DAS Is Skinny
November 29, 2009
Hi Andy, I was reading an old article in High where you suggested an optimum outfit for alpine winter was shelled microfleece (e.g. vapour-rise), shelled pile (e.g. buffalo) and a duvet on top (DAS or similar).
At the time, the likes of the DAS Parka, Montane Bivvy, Lowe Alpine Heatseeker, etc. all had had 250-300g of their own-brand insulation.
The latest version of the DAS though has 170g Primaloft insulation. (Similiar to a Haglofs Barrier Zone Hoody jacket I have with 170g insulation).
Ignoring the hype, is Primaloft that good that it is just as warm with half the insulation? Or do we all not feel the cold as much?!
170g doesn’t seem to be very thick to be suitable as your stand-alone piece of insulation. So though I’d ask how you find the latest jackets, with your experience.
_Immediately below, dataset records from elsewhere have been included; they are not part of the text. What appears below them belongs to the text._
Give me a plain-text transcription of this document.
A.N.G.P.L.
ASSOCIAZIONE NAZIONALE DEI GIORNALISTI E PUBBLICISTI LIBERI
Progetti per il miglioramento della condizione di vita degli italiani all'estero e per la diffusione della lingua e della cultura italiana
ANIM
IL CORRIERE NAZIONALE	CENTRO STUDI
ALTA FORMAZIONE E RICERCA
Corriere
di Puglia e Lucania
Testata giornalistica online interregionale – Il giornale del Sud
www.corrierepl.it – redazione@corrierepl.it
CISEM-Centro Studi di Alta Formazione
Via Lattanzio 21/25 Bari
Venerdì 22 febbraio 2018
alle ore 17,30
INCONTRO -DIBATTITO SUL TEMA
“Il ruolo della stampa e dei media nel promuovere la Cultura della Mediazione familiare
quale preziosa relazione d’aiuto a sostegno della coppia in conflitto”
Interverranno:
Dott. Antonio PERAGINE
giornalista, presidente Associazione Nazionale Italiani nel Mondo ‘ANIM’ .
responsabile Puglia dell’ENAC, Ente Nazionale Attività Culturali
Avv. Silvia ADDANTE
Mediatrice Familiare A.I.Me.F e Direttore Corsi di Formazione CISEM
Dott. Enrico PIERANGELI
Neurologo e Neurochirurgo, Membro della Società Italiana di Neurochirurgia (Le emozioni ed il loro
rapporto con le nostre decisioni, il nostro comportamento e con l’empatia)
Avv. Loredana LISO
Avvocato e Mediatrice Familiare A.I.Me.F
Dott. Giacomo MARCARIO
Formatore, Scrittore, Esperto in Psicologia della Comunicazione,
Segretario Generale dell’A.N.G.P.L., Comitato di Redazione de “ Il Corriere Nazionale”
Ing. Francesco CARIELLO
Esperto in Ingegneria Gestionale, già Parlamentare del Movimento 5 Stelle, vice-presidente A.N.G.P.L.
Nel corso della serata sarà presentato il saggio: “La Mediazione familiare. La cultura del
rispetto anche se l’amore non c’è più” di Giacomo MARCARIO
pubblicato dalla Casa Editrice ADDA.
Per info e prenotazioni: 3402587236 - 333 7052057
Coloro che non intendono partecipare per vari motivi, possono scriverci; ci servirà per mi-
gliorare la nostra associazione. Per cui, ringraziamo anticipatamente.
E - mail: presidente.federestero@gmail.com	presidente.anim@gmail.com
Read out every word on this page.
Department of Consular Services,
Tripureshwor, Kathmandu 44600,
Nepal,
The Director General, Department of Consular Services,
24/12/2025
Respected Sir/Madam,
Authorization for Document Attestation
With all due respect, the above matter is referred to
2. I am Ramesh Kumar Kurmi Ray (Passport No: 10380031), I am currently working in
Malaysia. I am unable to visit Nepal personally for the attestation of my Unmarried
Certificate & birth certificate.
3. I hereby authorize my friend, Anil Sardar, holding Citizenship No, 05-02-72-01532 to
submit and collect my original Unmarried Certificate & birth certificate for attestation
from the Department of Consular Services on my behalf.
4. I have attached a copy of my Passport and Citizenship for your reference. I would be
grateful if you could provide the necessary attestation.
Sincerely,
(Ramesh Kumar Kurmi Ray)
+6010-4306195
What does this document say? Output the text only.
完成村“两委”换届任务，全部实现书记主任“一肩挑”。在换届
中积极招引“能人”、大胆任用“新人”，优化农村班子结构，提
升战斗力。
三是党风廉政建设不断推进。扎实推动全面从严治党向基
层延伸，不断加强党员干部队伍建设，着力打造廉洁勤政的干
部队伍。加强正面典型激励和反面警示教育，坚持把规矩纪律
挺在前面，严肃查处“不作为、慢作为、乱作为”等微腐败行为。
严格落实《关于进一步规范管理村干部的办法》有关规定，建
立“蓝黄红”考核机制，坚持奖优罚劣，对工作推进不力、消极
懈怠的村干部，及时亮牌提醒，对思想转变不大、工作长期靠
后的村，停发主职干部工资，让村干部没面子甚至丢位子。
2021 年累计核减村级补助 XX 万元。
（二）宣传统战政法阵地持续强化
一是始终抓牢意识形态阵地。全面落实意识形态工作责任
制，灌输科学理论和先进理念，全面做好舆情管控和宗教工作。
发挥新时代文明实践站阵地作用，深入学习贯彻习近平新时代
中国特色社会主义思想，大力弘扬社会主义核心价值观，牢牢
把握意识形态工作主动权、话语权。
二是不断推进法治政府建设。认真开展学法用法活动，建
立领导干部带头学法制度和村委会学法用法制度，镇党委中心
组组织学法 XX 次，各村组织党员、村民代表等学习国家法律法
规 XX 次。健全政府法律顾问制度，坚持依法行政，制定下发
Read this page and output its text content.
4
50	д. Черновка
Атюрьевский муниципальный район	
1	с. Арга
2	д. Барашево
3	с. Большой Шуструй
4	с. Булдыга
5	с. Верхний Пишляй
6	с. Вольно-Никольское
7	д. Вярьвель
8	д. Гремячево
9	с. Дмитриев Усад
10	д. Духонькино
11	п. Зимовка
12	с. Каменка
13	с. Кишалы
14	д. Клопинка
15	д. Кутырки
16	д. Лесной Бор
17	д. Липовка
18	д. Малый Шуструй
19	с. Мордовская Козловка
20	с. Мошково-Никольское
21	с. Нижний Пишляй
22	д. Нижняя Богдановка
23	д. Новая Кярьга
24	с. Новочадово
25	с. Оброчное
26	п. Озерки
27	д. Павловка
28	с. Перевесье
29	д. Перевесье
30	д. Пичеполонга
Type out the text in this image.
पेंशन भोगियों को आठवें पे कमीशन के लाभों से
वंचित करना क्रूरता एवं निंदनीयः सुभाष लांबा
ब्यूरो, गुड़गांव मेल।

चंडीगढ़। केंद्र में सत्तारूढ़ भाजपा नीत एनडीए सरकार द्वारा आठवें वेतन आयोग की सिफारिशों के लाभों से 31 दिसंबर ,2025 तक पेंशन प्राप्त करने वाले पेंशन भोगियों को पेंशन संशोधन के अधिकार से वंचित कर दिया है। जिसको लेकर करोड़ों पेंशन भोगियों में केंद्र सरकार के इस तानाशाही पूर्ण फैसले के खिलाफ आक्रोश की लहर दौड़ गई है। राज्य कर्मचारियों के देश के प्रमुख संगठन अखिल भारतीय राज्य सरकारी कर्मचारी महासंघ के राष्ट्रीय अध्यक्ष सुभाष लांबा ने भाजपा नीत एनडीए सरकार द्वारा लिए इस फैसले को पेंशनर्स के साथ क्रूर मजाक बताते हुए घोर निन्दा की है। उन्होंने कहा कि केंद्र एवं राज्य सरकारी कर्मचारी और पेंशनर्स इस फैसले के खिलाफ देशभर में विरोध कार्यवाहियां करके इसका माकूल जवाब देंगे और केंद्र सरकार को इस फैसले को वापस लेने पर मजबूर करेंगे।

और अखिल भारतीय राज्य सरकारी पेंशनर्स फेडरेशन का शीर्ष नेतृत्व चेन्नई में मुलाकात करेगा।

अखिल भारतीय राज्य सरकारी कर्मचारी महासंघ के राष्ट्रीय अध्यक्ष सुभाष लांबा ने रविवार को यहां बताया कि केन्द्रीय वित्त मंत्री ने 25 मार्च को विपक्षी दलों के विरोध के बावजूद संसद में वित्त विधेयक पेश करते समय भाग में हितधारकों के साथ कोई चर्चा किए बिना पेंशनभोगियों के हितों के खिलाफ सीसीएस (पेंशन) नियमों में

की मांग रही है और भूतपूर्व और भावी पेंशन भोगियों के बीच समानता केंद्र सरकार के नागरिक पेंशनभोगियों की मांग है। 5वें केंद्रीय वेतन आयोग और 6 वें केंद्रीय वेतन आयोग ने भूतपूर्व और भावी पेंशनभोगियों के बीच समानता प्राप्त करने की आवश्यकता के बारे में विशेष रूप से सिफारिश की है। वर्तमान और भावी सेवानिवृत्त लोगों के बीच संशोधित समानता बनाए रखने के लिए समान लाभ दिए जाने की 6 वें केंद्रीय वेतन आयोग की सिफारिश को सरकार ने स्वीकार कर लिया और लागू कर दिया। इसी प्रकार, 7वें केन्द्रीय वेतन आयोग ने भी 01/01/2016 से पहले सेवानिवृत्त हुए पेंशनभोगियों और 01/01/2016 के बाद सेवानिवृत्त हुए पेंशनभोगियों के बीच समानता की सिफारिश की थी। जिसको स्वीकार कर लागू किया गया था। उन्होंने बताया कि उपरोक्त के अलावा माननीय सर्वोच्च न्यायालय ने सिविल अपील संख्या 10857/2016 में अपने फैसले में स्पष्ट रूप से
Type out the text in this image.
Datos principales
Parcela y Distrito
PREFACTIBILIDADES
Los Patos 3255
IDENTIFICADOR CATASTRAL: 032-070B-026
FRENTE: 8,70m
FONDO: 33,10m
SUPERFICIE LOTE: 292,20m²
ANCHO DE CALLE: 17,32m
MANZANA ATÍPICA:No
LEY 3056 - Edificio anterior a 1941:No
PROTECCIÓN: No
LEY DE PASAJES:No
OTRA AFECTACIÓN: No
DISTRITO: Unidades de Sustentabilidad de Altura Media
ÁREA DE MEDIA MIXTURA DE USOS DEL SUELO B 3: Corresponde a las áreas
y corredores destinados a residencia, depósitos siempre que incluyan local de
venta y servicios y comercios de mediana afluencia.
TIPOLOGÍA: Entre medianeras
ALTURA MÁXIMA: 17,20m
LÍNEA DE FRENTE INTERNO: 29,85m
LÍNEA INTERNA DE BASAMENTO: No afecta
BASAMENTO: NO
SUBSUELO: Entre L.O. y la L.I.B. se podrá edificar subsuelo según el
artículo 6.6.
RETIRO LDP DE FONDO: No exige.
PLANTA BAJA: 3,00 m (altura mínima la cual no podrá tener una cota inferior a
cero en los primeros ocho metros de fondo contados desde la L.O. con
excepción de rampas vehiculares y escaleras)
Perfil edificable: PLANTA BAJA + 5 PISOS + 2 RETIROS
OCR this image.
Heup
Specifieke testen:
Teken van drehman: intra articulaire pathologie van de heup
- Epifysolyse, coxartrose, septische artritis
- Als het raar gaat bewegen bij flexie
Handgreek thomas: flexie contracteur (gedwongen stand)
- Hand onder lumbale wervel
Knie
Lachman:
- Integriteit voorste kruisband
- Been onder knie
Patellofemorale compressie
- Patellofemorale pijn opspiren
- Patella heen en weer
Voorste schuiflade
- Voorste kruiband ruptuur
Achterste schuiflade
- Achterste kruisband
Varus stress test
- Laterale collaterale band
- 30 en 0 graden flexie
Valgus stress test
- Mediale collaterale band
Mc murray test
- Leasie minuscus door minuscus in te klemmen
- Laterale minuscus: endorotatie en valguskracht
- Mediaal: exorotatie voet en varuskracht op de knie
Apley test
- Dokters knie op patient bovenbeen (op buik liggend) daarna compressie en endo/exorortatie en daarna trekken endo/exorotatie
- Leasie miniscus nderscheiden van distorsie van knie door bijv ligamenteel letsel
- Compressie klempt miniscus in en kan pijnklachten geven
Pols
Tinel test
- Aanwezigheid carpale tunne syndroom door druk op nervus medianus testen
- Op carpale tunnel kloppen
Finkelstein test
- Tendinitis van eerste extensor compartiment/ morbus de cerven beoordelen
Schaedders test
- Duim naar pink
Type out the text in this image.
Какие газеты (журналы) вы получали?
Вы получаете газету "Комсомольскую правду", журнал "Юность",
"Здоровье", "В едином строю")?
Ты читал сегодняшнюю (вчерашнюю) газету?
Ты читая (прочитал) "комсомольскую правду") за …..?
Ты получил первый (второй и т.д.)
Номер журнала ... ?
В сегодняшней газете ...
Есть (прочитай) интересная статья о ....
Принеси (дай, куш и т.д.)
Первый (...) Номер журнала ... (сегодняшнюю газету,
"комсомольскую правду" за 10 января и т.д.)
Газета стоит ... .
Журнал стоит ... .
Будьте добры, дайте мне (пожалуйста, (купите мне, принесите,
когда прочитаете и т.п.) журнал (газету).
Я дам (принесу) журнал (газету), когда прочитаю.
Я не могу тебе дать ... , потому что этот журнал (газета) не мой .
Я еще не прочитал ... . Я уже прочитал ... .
It’s true that the original synthetic belay jackets - like the Patagonia DAS parka - had a much heavier weight of insulation, and most modern designs feature lighter weight, but I think in all but the most extreme of conditions this weight may be more appropriate, offering a better balance between weight, bulk and warmth. Worn over a standard layering system - especially the softshell system I described - these lighter parkers will still do their job of keeping you warm when static in normal climbing scenarios (belaying, abseiling, bivvying).
The heavier weight parkers worked better in more extreme situations, such as super cold (Alaskan winter or high altitude mountaineering), or for super-extended belaying. I’ve used the old school DAS parker in the Ruth Gorge in Winter (temps reaching -50), and super long belays in frigid spots, while people like Steve House used his all the way to the top of Nanga Parbat.
So what if you want a system that will do both duties, but will still offer the same degree of warmth and protection?
If you have a specific need (big walling in Baffin for example), I’d recommend getting a bespoke belay jacket from someone like PHD, who could take their existing Zeta jacket and double up the insulation.
A more flexible option would be to have a layered approach to your booster layer, perhaps layering up a hooded midweight synthetic hooded jacket with a micro loft down jacket (or gilet), perhaps even modifying both so they can be linked (velcro, poppers or toggles). With this, you’d wear your basic outer belay jacket for rough and dirty action (wet snow, belaying etc), and save the down layer (stowed in a small dry bag) for bivvying, super long belays or extreme cold action.